A NATO Drill

NATO has a Monday drill set up to exercise and demonstrate its largest-ever air force deployment in its history to stimulate an attack on an allied nation, and the NATO response.

The drill…will take place Monday over Germany and involve 10,000 participants and 250 aircraft from 25 countries, including 100 aircraft and 2,000 personnel from the US, as first reported [by] German news outlet DW.
The exercises are meant to ensure a coordinated response from NATO allies under Article 5 of the alliance’s charter, which states that an attack on a NATO member nation is considered an attack on all the members.

This is a drill that ought to be emulated in another part of the world, too. The Republic of Korea, Japan, Australia, the Socialist Republic Vietnam (yes, them, too), the Republic of the Philippines, and the United States should conduct similar air drills, in conjunction with naval drills—a broad joint operations exercise tailored to the facts of eastern Asia and western Pacific Ocean—across the South China Sea, through the Taiwan Strait, and over the Republic of China.
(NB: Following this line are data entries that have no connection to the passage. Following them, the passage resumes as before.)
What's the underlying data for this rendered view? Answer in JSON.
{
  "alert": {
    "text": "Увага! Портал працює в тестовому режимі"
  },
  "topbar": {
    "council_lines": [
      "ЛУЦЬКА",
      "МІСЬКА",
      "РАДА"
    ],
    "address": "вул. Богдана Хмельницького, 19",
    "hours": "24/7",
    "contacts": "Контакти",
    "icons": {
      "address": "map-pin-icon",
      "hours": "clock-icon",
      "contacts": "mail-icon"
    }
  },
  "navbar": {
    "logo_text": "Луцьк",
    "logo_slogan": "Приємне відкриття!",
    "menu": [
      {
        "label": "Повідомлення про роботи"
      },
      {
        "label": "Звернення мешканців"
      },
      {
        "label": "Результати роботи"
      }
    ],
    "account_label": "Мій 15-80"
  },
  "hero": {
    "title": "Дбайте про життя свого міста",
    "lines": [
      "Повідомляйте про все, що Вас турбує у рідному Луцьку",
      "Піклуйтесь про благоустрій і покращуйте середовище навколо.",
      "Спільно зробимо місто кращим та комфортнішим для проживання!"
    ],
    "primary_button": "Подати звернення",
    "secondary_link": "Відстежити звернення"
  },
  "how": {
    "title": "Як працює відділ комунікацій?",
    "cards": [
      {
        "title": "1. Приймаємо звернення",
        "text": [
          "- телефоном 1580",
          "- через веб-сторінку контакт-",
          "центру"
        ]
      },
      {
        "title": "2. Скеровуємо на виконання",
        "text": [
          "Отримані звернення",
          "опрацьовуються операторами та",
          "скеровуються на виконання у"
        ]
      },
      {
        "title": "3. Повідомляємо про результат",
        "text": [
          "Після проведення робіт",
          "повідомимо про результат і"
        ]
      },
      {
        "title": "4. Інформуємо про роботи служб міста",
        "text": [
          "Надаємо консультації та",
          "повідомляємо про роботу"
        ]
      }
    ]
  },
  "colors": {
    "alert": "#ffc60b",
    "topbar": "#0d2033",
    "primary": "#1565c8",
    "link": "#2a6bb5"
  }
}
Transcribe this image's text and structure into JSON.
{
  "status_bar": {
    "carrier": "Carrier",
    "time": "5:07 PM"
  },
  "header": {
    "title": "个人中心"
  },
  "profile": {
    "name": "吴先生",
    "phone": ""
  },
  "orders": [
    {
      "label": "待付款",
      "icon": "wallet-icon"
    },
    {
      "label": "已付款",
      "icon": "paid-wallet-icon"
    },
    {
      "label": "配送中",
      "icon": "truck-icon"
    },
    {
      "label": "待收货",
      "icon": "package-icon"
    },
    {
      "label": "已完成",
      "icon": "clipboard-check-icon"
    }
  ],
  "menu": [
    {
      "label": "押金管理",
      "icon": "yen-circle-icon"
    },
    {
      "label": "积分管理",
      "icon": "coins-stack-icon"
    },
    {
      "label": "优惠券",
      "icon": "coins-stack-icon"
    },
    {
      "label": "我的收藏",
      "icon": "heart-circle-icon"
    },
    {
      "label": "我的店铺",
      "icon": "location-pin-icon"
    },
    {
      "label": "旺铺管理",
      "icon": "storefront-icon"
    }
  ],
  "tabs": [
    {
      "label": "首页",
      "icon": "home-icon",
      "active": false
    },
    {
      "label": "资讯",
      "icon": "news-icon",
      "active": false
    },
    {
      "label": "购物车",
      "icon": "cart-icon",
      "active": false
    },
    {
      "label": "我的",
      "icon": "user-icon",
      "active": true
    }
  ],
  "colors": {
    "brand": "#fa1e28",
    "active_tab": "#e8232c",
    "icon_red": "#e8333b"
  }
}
The People’s Republic of China’s President Xi Jinping needs to get the same message that the NATO drill is aiming at Russian President Vladimir Putin, only much more loudly and with far greater clarity. The nations of the South and East China Seas, Australia, and the US need to draw a bright red line along the midline of the Taiwan Strait and tie off the Nine-Dash Line grab and make the point that the RoC’s sovereignty is not to be questioned and neither is the territorial integrity of the nations proximately rimming those two Seas.